Women also undergo periods every month; hence, they are more affected by hormonal imbalance than men. On those specific days, it is of utmost necessity that one should listen to their body, especially when one's period is approaching or when one is on her period. It is advisable to eat nutrient-rich foods on such days to get enough strength to cope with the situation. In such a case, intermittent fasting may potentially deprive a woman of having nutrient-rich foodstuffs. Thus, they should ensure that they are obtaining enough nutrients to enhance their health by maintaining a constant flow of high-quality calories. Women may hence benefit more than men by sticking or adhering to the traditional way of having four to six light meals every day. 

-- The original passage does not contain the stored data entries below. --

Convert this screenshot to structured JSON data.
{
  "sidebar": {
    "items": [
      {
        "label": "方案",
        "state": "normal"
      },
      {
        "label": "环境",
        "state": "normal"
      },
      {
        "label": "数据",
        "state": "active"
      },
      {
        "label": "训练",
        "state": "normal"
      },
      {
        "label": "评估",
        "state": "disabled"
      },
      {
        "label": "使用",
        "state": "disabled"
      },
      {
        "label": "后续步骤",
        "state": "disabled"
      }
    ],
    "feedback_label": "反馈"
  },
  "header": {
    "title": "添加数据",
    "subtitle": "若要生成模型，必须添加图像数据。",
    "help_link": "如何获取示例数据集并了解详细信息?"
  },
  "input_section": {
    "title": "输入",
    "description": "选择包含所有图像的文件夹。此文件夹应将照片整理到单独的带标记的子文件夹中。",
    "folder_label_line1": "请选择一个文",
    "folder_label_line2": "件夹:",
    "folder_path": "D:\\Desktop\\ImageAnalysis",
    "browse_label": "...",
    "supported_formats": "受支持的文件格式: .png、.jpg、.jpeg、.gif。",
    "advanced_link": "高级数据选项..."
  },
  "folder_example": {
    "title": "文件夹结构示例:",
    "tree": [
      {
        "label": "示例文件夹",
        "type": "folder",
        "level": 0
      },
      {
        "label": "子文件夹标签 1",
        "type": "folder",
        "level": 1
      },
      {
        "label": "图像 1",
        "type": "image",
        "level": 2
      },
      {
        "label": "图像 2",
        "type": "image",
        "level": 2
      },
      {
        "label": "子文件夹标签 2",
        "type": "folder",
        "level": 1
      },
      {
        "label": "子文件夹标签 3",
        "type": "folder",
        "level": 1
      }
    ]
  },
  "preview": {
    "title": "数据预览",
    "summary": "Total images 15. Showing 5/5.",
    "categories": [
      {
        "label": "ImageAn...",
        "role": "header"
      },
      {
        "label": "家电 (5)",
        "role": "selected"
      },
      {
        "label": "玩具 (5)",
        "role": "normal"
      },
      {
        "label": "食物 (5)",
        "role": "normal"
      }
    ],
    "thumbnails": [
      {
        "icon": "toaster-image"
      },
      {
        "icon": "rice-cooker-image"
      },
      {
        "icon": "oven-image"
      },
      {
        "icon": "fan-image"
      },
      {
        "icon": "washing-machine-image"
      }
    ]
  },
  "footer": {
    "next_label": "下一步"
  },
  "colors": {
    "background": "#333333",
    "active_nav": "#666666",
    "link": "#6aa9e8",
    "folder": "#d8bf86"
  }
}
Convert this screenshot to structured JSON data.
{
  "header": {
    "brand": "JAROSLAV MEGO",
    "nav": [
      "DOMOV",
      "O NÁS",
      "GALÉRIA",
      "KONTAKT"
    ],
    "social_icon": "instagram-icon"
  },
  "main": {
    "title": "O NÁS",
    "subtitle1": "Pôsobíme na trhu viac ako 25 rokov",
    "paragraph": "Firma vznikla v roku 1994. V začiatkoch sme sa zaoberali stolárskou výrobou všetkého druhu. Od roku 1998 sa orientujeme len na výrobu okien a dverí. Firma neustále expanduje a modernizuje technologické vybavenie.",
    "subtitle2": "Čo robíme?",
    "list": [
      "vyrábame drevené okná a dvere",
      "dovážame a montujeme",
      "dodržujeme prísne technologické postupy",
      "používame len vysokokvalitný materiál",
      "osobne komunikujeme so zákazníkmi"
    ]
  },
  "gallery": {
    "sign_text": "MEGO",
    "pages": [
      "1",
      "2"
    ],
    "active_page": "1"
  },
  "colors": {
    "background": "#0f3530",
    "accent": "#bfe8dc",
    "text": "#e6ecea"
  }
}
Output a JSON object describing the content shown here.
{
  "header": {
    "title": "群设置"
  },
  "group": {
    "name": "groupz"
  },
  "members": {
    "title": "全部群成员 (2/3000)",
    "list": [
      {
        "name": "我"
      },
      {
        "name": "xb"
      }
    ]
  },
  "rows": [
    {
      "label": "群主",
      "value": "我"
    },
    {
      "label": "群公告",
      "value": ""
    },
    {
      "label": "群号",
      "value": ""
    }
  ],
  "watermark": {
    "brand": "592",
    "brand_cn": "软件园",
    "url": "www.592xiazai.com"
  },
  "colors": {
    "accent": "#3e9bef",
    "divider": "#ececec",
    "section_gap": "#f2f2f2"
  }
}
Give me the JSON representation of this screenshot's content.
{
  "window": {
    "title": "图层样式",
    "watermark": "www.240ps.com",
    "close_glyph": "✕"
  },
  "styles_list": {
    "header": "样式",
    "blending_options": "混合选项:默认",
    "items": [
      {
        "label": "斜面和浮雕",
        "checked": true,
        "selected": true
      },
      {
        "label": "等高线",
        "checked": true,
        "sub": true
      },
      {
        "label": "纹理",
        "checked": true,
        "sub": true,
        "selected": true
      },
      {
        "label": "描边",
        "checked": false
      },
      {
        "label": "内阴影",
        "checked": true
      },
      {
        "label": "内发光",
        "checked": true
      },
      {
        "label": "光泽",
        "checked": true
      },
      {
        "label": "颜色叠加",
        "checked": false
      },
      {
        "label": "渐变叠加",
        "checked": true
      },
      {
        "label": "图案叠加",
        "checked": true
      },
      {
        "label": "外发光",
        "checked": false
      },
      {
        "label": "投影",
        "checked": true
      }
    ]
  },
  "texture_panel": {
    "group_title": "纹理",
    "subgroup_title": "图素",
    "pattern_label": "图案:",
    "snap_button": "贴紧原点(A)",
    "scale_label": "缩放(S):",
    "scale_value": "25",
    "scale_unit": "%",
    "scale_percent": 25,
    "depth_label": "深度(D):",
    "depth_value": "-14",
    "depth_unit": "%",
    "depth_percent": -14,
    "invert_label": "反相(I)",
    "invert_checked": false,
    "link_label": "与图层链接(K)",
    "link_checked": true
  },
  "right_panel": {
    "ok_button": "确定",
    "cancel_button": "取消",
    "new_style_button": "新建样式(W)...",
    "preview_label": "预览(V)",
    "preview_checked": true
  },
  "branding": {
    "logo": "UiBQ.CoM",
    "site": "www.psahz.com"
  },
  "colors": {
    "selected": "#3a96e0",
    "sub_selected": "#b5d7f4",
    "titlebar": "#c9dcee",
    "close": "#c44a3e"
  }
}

Also, women who are pregnant or are about to conceive should avoid intermittent fasting. Diets that emphasize consistency in food consumption rather than rigid calorie restriction are especially helpful for women who desire to conceive. This is because intermittent fasting can disrupt the period (menstrual) cycle in women resulting in missed periods or infertility. On the other hand, intermittent fasting may increase fertility in women with polycystic ovarian syndrome. Researchers discovered that obese women with PCOS, who limit their calorie intake per day, per week, or month, have higher levels of the interstitial cell-stimulating hormone, which modulates ovulation.

The Bottom Line

Intermittent fasting is a dietary strategy consisting of regular or brief fasts. Many types of research have been conducted, and all of them indicate the benefits of this eating pattern. Regardless of the various approaches that have been created, there is one core fact about Intermittent Fasting: it is a pattern of eating that must be tailored to the lifestyle and experiences of every individual. One may either feel better following any of the fasting methods (such as the 16:8 method or the 5:2 method, 24 Hour fasting method, or even alternate day fasting and so on) or may go continuously for two days without consuming food. It necessarily depends upon the individual undertaking this fasting regime. For some individuals, intermittent fasting might be beneficial in causing weight loss by reducing the amount of calorie intake where various hormones are at play, whereas for some, intermittent fasting might not work at all. Hence, it is very important for individuals to first understand their appetite to know about the status of their own body and mind, which then will lead them to find a proper rhythmic and beneficial pattern to follow for intermittent fasting.